I have three tables containing increasingly-complex geometry. I'm clipping Tables 2 and 3 to the first, least-complex table (with 700 multipolygons). The other two tables contain spatial attributes I'm after (t2: 300 000 records, t3: millions).
Table 3 - most complex - has less than 100% areal coverage, so I need to "see through" the holes to the geometries of Table 2.
With SO help sorted a couple intersect queries, read docs explaining indexing, vacuum / explain, and came back to speed these up:
SELECT ST_Intersection(t1.geom, t2.geom)
FROM t1
JOIN t2 ON ST_Intersects(t1.geom, t2.geom)
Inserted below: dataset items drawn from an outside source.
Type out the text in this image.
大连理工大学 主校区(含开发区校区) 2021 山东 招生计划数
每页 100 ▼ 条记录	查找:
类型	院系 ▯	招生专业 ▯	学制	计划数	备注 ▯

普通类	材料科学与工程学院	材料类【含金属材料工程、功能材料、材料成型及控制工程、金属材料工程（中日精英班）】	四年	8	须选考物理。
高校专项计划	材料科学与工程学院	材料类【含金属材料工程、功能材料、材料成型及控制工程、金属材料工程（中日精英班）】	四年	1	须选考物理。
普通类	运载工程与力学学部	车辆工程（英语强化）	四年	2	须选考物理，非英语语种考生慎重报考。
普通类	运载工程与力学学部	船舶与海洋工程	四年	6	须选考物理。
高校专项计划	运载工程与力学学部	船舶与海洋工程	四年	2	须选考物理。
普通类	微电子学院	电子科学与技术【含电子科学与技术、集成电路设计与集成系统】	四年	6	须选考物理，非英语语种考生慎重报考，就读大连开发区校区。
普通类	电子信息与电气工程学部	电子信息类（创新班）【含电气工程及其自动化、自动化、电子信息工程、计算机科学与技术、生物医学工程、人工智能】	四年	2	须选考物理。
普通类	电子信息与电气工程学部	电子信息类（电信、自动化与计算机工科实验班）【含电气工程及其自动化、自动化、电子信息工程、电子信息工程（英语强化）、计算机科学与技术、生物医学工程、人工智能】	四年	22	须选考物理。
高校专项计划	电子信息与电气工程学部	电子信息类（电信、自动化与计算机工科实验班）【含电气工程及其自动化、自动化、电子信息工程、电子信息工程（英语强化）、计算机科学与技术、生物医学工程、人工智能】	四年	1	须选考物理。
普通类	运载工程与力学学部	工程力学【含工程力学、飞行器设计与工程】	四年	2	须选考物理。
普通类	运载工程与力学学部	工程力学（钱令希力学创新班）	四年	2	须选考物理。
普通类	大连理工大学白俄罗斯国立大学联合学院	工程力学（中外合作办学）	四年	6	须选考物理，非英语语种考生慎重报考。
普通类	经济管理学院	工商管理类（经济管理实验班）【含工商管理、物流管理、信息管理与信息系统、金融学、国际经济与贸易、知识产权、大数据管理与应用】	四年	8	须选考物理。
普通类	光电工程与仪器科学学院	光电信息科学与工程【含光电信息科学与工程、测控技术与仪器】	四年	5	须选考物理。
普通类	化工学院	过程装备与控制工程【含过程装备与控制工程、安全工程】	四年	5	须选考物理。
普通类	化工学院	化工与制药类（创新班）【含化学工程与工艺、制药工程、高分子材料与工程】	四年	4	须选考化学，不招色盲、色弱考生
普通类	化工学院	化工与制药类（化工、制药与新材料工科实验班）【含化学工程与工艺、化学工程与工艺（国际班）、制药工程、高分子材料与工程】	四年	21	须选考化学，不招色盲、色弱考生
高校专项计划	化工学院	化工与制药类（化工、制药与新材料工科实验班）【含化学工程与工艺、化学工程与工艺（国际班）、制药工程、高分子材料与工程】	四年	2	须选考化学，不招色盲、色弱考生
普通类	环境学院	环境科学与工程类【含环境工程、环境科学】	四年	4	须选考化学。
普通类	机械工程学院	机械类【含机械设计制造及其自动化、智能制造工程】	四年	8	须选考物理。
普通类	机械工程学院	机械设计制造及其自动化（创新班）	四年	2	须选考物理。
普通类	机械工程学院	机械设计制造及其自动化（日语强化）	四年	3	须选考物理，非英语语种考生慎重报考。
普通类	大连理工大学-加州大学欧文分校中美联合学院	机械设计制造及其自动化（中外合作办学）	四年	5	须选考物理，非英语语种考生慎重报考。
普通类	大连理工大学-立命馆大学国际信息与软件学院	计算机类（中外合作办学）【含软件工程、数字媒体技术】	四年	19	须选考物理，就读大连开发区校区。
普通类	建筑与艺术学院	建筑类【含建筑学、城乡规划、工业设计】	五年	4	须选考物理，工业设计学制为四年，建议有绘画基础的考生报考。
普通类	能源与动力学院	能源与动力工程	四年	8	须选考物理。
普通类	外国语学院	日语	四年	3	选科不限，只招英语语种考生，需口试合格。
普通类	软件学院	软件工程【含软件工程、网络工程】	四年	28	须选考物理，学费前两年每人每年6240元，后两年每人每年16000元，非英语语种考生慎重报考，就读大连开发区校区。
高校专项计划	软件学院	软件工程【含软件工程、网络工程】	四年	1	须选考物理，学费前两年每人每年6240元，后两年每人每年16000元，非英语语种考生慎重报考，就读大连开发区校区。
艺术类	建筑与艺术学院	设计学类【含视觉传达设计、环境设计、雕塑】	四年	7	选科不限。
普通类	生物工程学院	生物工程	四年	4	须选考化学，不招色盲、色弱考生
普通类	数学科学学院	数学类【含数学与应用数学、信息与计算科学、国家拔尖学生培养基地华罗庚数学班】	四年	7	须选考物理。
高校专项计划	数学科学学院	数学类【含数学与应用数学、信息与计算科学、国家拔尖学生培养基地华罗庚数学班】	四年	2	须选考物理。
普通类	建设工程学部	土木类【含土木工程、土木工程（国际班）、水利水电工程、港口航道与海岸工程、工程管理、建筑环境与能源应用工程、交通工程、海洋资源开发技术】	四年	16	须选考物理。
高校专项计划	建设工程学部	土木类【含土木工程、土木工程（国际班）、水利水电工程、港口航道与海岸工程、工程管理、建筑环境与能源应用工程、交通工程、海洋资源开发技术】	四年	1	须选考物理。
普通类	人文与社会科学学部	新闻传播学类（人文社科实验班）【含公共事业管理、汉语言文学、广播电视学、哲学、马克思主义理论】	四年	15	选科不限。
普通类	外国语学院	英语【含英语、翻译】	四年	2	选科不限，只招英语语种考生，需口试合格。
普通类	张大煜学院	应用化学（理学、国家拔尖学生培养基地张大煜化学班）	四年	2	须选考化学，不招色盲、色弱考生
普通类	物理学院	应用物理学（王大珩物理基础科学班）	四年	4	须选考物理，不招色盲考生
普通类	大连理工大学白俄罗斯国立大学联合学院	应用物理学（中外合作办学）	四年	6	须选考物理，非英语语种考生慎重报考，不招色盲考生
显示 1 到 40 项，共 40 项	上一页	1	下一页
... when I found this thread from 6 years back, a massive help, taking initial queries from 30 minutes to under 4: Acquiring ArcGIS-like speed in Postgis
Using the ST_CoveredBy function and CASE flow we have two nearly-identical queries relating t3 with t1, then t2 with t1:
SELECT t1.location, t3.attributecode,
CASE
WHEN ST_CoveredBy(t3.geom, t1.geom)
THEN t3.geom
ELSE
ST_Multi(
ST_Intersection(t3.geom, t1.geom)
) END AS geom
FROM table3 AS t3
INNER JOIN table1 AS t1
ON ST_Intersects(t3.geom, t1.geom)
);
I've made tables from these, here's t2 cut to t1 boundaries:
With t3 overlying this (transparency added to make it clear they're two geom tables):
Next is aggregating t2 and t3, using ST_Union perhaps, which is slow even on smaller test datasets.
What are some ways of speeding this up?